Here is the expensive truth about private schools and student learning
When Australian parents shell out fees to send their children to private schools, they like to think they’re getting many things for their money. So they may be surprised to learn that superior student growth in literacy and numeracy is not one of them.
Conventional wisdom holds that private schools generally perform better than government schools academically. Many parents believe they are “purchasing” a better education for their children by choosing a private school. But new Grattan Institute research suggests the conventional wisdom may be wrong.
Yes, a cursory glance at Naplan achievement test scores (the National Assessment Program – Literacy and Numeracy) shows students at private schools are, on average, ahead of students at government schools in numeracy and literacy. But Naplan achievement scores at a point in time prove nothing about the standard of teaching in private schools compared to government schools.
Students at private schools in Australia are more advantaged, on average, than their peers at government schools: they have better-educated parents with higher incomes, so it’s no surprise they achieve at higher levels. The past three Pisa reports (the OECD’s international problem-solving test for 15-year-olds, in 2015, 2012 and 2009) all found that once student and school-level socio-economic background are considered, there is little discernible difference between the achievement of private school students and government school students.
Grattan Institute’s new analysis digs deeper. We examine student learning growth over time, rather than just achievement at a point in time. Student growth is a better measure of how much value a school adds, because it indicates what learning takes place while students are actually at school. It shows how much kids are stretched to their potential, taking into account what they could already do at a given point in time.
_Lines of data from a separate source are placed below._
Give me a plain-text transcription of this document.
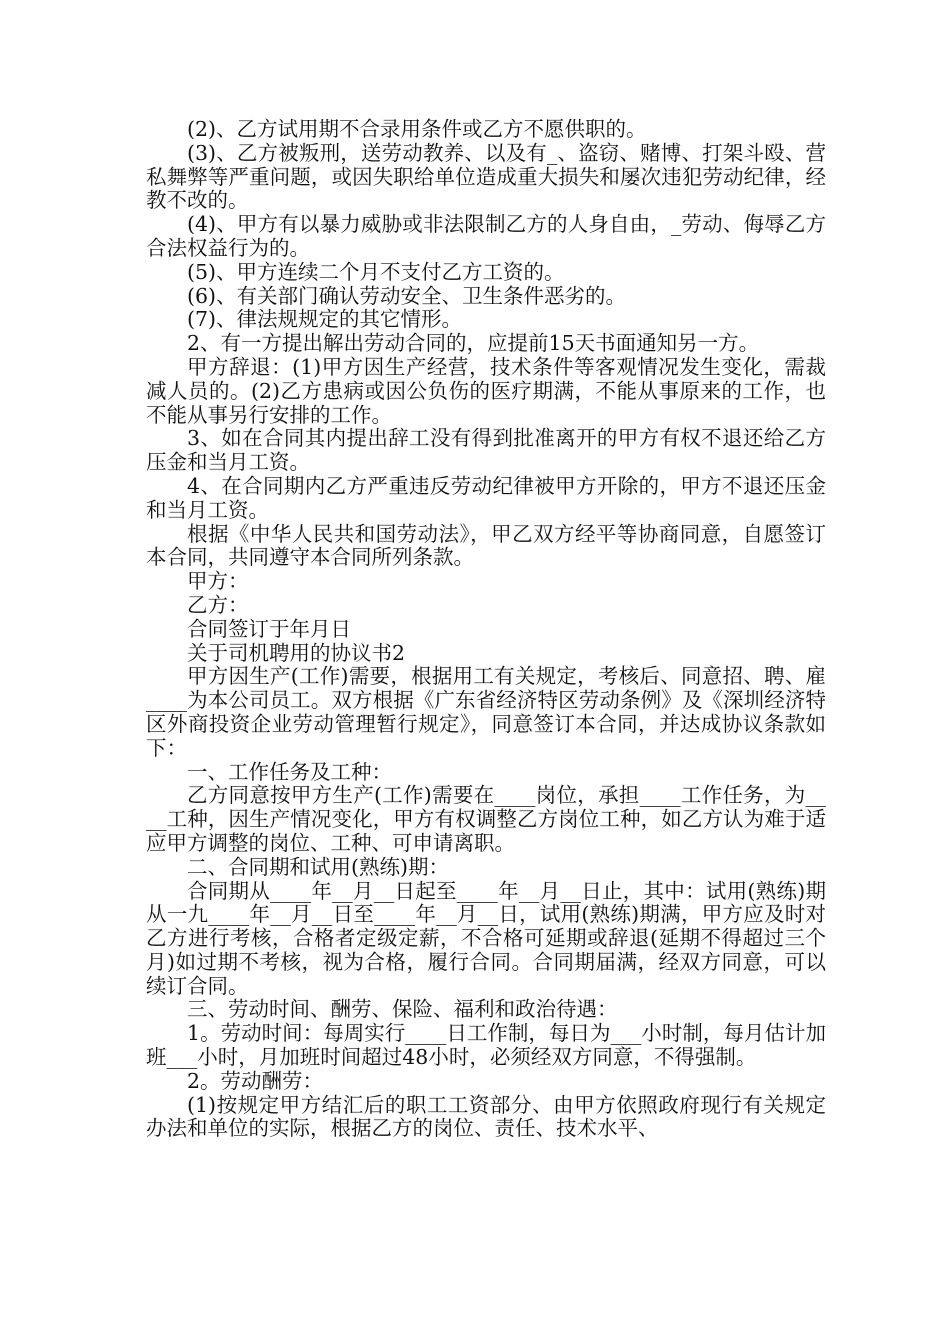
(2)、乙方试用期不合录用条件或乙方不愿供职的。

(3)、乙方被叛刑，送劳动教养、以及有_、盗窃、赌博、打架斗殴、营私舞弊等严重问题，或因失职给单位造成重大损失和屡次违犯劳动纪律，经教不改的。

(4)、甲方有以暴力威胁或非法限制乙方的人身自由，_劳动、侮辱乙方合法权益行为的。

(5)、甲方连续二个月不支付乙方工资的。

(6)、有关部门确认劳动安全、卫生条件恶劣的。

(7)、律法规规定的其它情形。

2、有一方提出解出劳动合同的，应提前15天书面通知另一方。

甲方辞退：(1)甲方因生产经营，技术条件等客观情况发生变化，需裁减人员的。(2)乙方患病或因公负伤的医疗期满，不能从事原来的工作，也不能从事另行安排的工作。

3、如在合同其内提出辞工没有得到批准离开的甲方有权不退还给乙方压金和当月工资。

4、在合同期内乙方严重违反劳动纪律被甲方开除的，甲方不退还压金和当月工资。

根据《中华人民共和国劳动法》，甲乙双方经平等协商同意，自愿签订本合同，共同遵守本合同所列条款。

甲方：

乙方：

合同签订于年月日

关于司机聘用的协议书2

甲方因生产(工作)需要，根据用工有关规定，考核后、同意招、聘、雇____为本公司员工。双方根据《广东省经济特区劳动条例》及《深圳经济特区外商投资企业劳动管理暂行规定》，同意签订本合同，并达成协议条款如下：

一、工作任务及工种：

乙方同意按甲方生产(工作)需要在____岗位，承担____工作任务，为____工种，因生产情况变化，甲方有权调整乙方岗位工种，如乙方认为难于适应甲方调整的岗位、工种、可申请离职。

二、合同期和试用(熟练)期：

合同期从____年__月__日起至____年__月__日止，其中：试用(熟练)期从一九____年__月__日至____年__月__日，试用(熟练)期满，甲方应及时对乙方进行考核，合格者定级定薪，不合格可延期或辞退(延期不得超过三个月)如过期不考核，视为合格，履行合同。合同期届满，经双方同意，可以续订合同。

三、劳动时间、酬劳、保险、福利和政治待遇：

1。劳动时间：每周实行____日工作制，每日为___小时制，每月估计加班___小时，月加班时间超过48小时，必须经双方同意，不得强制。

2。劳动酬劳：

(1)按规定甲方结汇后的职工工资部分、由甲方依照政府现行有关规定办法和单位的实际，根据乙方的岗位、责任、技术水平、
We look at the learning growth of students at government and private (that is, independent and Catholic) schools, and we make comparisons on a like-for-like basis (that is, we compare schools with similar levels of advantage). This kind of analysis has only recently become possible. Naplan, the first standardised test in Australia, was introduced in 2008. So it is only in the past few years that we have seen the results of students all the way from year three to year nine.
The results of our analysis are clear. We find only very modest differences in student growth among sectors. At primary school, between years three and five, students at independent schools make similar rates of progress as students at government schools, while students at Catholic schools make slightly less progress. At secondary school, between years seven and nine, independent schools do only very slightly better than government schools – less than one month of extra progress per year.
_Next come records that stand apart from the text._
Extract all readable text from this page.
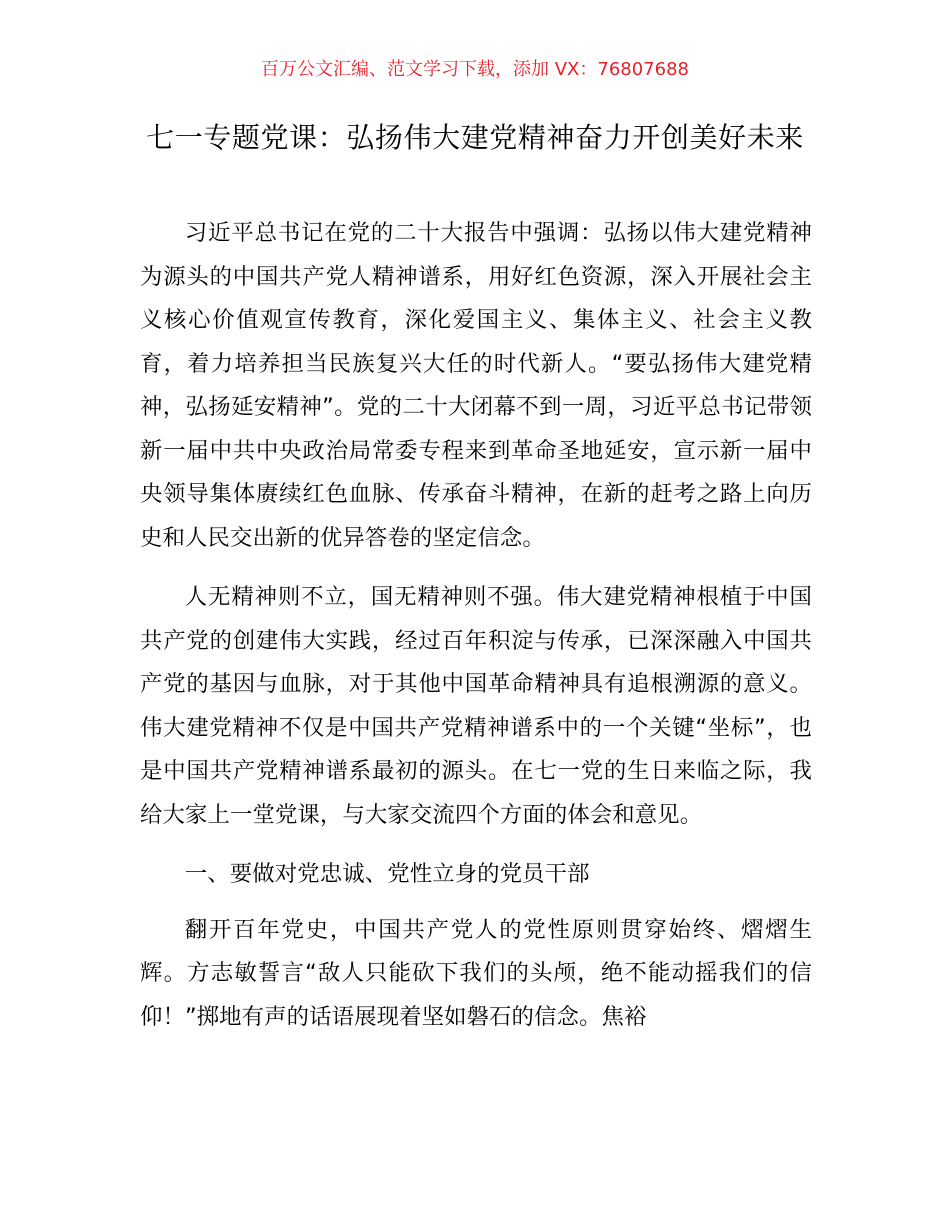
百万公文汇编、范文学习下载，添加 VX：76807688
七一专题党课：弘扬伟大建党精神奋力开创美好未来

习近平总书记在党的二十大报告中强调：弘扬以伟大建党精神为源头的中国共产党人精神谱系，用好红色资源，深入开展社会主义核心价值观宣传教育，深化爱国主义、集体主义、社会主义教育，着力培养担当民族复兴大任的时代新人。“要弘扬伟大建党精神，弘扬延安精神”。党的二十大闭幕不到一周，习近平总书记带领新一届中共中央政治局常委专程来到革命圣地延安，宣示新一届中央领导集体赓续红色血脉、传承奋斗精神，在新的赶考之路上向历史和人民交出新的优异答卷的坚定信念。

人无精神则不立，国无精神则不强。伟大建党精神根植于中国共产党的创建伟大实践，经过百年积淀与传承，已深深融入中国共产党的基因与血脉，对于其他中国革命精神具有追根溯源的意义。伟大建党精神不仅是中国共产党精神谱系中的一个关键“坐标”，也是中国共产党精神谱系最初的源头。在七一党的生日来临之际，我给大家上一堂党课，与大家交流四个方面的体会和意见。

一、要做对党忠诚、党性立身的党员干部

翻开百年党史，中国共产党人的党性原则贯穿始终、熠熠生辉。方志敏誓言“敌人只能砍下我们的头颅，绝不能动摇我们的信仰！”掷地有声的话语展现着坚如磐石的信念。焦裕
This is not to say to the parents of private school students that you’re wasting your money on those school fees. Our analysis focuses solely on student progress in numeracy and literacy; it does not examine other subject areas that may be of specific interest to students and parents.
Our analysis also does not measure everything parents would be looking for their children to get from a school. The non-government school sector in Australia is very diverse. Many parents may choose an independent or Catholic school for the pastoral care, extra-curricular activities and leadership opportunities, or for a specific peer group and type of learning environment they believe is best for their child. No dataset can say how well these varied decisions pay off.
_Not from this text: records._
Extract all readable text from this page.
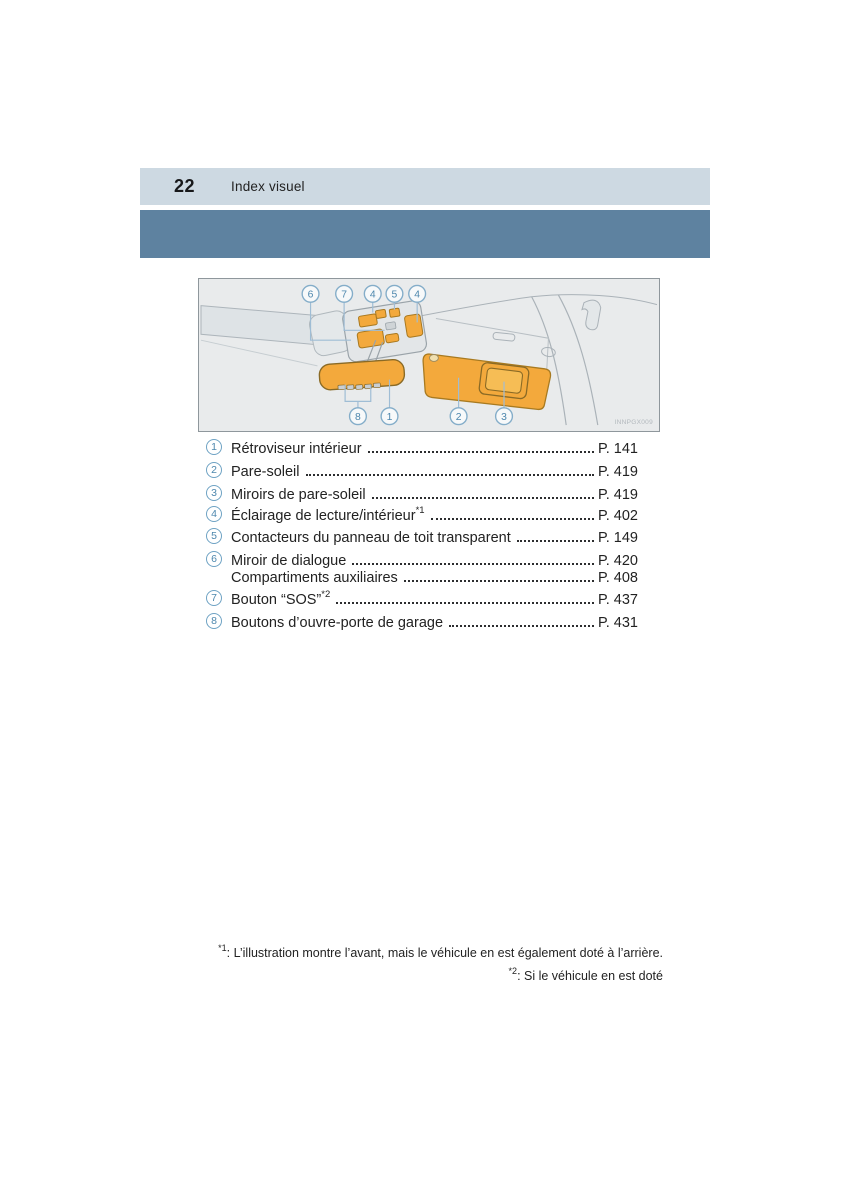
22	Index visuel
6	7 4 5 4
8 1	2	3	INNPGX009
1 Rétroviseur intérieur	P. 141
2 Pare-soleil	P. 419
3 Miroirs de pare-soleil	P. 419
4 Éclairage de lecture/intérieur$^{*1}$	P. 402
5 Contacteurs du panneau de toit transparent	P. 149
6 Miroir de dialogue	P. 420
Compartiments auxiliaires	P. 408
7 Bouton “SOS”$^{*2}$	P. 437
8 Boutons d’ouvre-porte de garage	P. 431
$^{*1}$: L’illustration montre l’avant, mais le véhicule en est également doté à l’arrière.
$^{*2}$: Si le véhicule en est doté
But our findings debunk the idea that private schools do a better job of stretching students to their full learning potential in core subjects of literacy and numeracy.
It’s not that school choice is irrelevant for parents: our analysis finds large differences among individual schools, with students at some schools making consistently more literacy and numeracy progress than students at similar schools. It’s just that once student background is taken into account, high performing schools are equally likely to be government or private schools.
The lesson for parents is clear: if you think sending your children to a private school guarantees that they will make more progress in the classroom, think again.